Part of it is that much of the world, especially Communist China, never remotely bought into climate alarmism though they pretended to in the hopes that we would cripple ourselves economically and militarily. And part of it is a resolute determination to cling to fantasies about alternative energy, for instance Heatmap recently assuring us:

“Solar, wind and lithium-ion battery storage are proven winners in the clean energy economy, but what is the next suite of technologies and tools that will help accelerate the path to achieving global climate goals?”

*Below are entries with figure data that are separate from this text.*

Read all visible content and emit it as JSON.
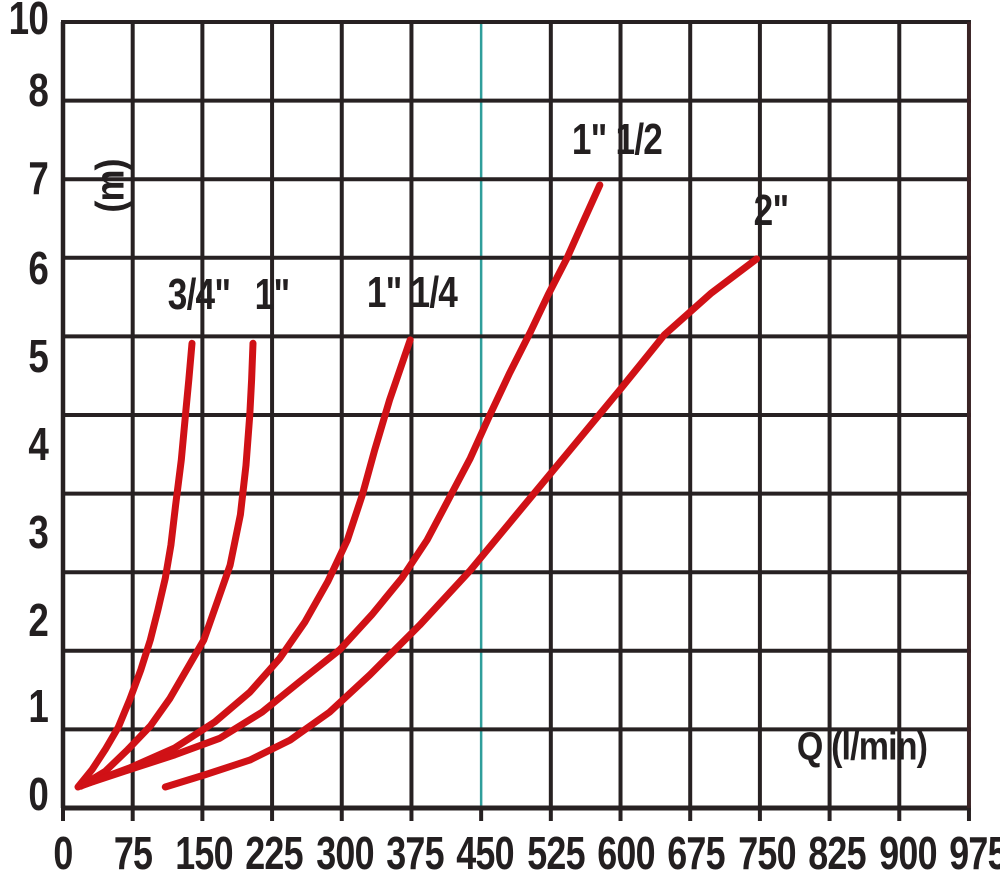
{
  "chart_data": {
    "type": "line",
    "title": "",
    "xlabel": "Q (l/min)",
    "ylabel": "(m)",
    "xlim": [
      0,
      975
    ],
    "ylim": [
      0,
      10
    ],
    "grid": true,
    "grid_color": "#272122",
    "background_color": "#ffffff",
    "x_ticks": [
      0,
      75,
      150,
      225,
      300,
      375,
      450,
      525,
      600,
      675,
      750,
      825,
      900,
      975
    ],
    "y_tick_labels": [
      "10",
      "8",
      "7",
      "6",
      "5",
      "4",
      "3",
      "2",
      "1",
      "0"
    ],
    "y_gridline_values": [
      10,
      9,
      8,
      7,
      6,
      5,
      4,
      3,
      2,
      1,
      0
    ],
    "highlight_x_line": {
      "value": 450,
      "color": "#2f9e9b"
    },
    "series_color": "#d01116",
    "series": [
      {
        "name": "3/4\"",
        "points": [
          [
            16,
            0.08
          ],
          [
            31,
            0.28
          ],
          [
            45,
            0.51
          ],
          [
            59,
            0.77
          ],
          [
            71,
            1.08
          ],
          [
            83,
            1.43
          ],
          [
            93,
            1.77
          ],
          [
            101,
            2.11
          ],
          [
            109,
            2.48
          ],
          [
            115,
            2.86
          ],
          [
            120,
            3.32
          ],
          [
            126,
            3.84
          ],
          [
            131,
            4.41
          ],
          [
            134,
            4.76
          ],
          [
            137.5,
            5.18
          ]
        ]
      },
      {
        "name": "1\"",
        "points": [
          [
            19,
            0.09
          ],
          [
            45,
            0.26
          ],
          [
            69,
            0.51
          ],
          [
            93,
            0.78
          ],
          [
            114,
            1.1
          ],
          [
            135,
            1.49
          ],
          [
            150,
            1.77
          ],
          [
            165,
            2.23
          ],
          [
            178,
            2.63
          ],
          [
            189,
            3.21
          ],
          [
            195,
            3.78
          ],
          [
            199,
            4.36
          ],
          [
            201,
            4.76
          ],
          [
            202.5,
            5.18
          ]
        ]
      },
      {
        "name": "1\" 1/4",
        "points": [
          [
            21,
            0.1
          ],
          [
            71,
            0.3
          ],
          [
            119,
            0.53
          ],
          [
            162,
            0.83
          ],
          [
            199,
            1.17
          ],
          [
            231,
            1.56
          ],
          [
            258,
            1.98
          ],
          [
            282,
            2.44
          ],
          [
            303,
            2.92
          ],
          [
            319,
            3.44
          ],
          [
            332,
            3.95
          ],
          [
            348,
            4.53
          ],
          [
            370,
            5.22
          ]
        ]
      },
      {
        "name": "1\" 1/2",
        "points": [
          [
            23,
            0.11
          ],
          [
            71,
            0.28
          ],
          [
            119,
            0.45
          ],
          [
            167,
            0.64
          ],
          [
            212,
            0.94
          ],
          [
            252,
            1.29
          ],
          [
            295,
            1.66
          ],
          [
            329,
            2.06
          ],
          [
            361,
            2.48
          ],
          [
            388,
            2.92
          ],
          [
            412,
            3.41
          ],
          [
            434,
            3.86
          ],
          [
            455,
            4.36
          ],
          [
            476,
            4.84
          ],
          [
            498,
            5.31
          ],
          [
            517,
            5.74
          ],
          [
            537,
            6.16
          ],
          [
            554,
            6.57
          ],
          [
            572,
            7.0
          ]
        ]
      },
      {
        "name": "2\"",
        "points": [
          [
            109,
            0.08
          ],
          [
            151,
            0.22
          ],
          [
            199,
            0.39
          ],
          [
            242,
            0.62
          ],
          [
            284,
            0.94
          ],
          [
            327,
            1.37
          ],
          [
            380,
            1.94
          ],
          [
            434,
            2.57
          ],
          [
            487,
            3.26
          ],
          [
            540,
            3.95
          ],
          [
            593,
            4.64
          ],
          [
            641,
            5.28
          ],
          [
            691,
            5.76
          ],
          [
            739,
            6.15
          ]
        ]
      }
    ]
  }
}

It better be something better than those things. Which brings us to the sad truth that part of coal’s ongoing prominence as an energy source is conduct indistinguishable from stupidity. In an item back in February the “Doomberg” newsletter invoked the famous “Streisand effect” (in which the celebrity singer and actress took legal action to suppress publication of an obscure photo of her lavish home, causing millions of people to post it online in the ensuing kerfuffle) to discuss the weird way climate alarmists had driven governments to rely on coal when the Ukraine-war-related energy crisis of 2021 hit:

“In the years leading up to the emergency, most of Western Europe effectively ceased domestic exploration and production of natural gas – implementing a complete ban on fracking, for example – while simultaneously and preemptively closing down perfectly operational nuclear power facilities. From these foolhardy decisions did a global calamity evolve. In an ironic twist reminiscent of Streisand’s self-defeating parade of photograph #3,850, these actions will likely result in massively more coal being burned by the rest of the world than if Europe had simply left well enough alone, all but ensuring ever-increasing global carbon emissions for decades to come.”

And Matthew Wielicki recently wrote a post that won’t win him any friends on the other side, starting:

“Coal built America’s power grid and lifted millions into the middle class. Today, it’s treated like a dirty word, while China builds more coal plants every month than we’ve built in a decade. It’s time to ask why.”

As he argues, the main reason for the decline of coal in the U.S. wasn’t regulation or scruples. It was the increasing availability and cheapness of natural gas, especially with fracking. (A process that, be it noted, caused a huge number of environmentalists to become completely hysterical.) He then points out that modern coal plants are far cleaner than the polluting horrors of days gone by, making it a key bridge fuel to nuclear if nothing else.

So surely it’s weird that so many environmentalists, especially if they were climate alarmists, were dead set against natural gas and nuclear. Though to be both fair and positive, in the real world some governments are finally starting to pass the alarmist sanity test of turning to fission nuclear power including, we’re surprised and pleased to note, the Canadian one. Moreover, even the New York Times “Climate Forward” is writing sympathetically about reliable ways of disposing of spent reactor fuel whose imaginary unmanageability was long meant to be a decisive argument against nuclear power.

Others governments, alas, are still building pastures for the unicorns they are sure will shortly bound into view and wondering why so many coal trolls are still sitting there.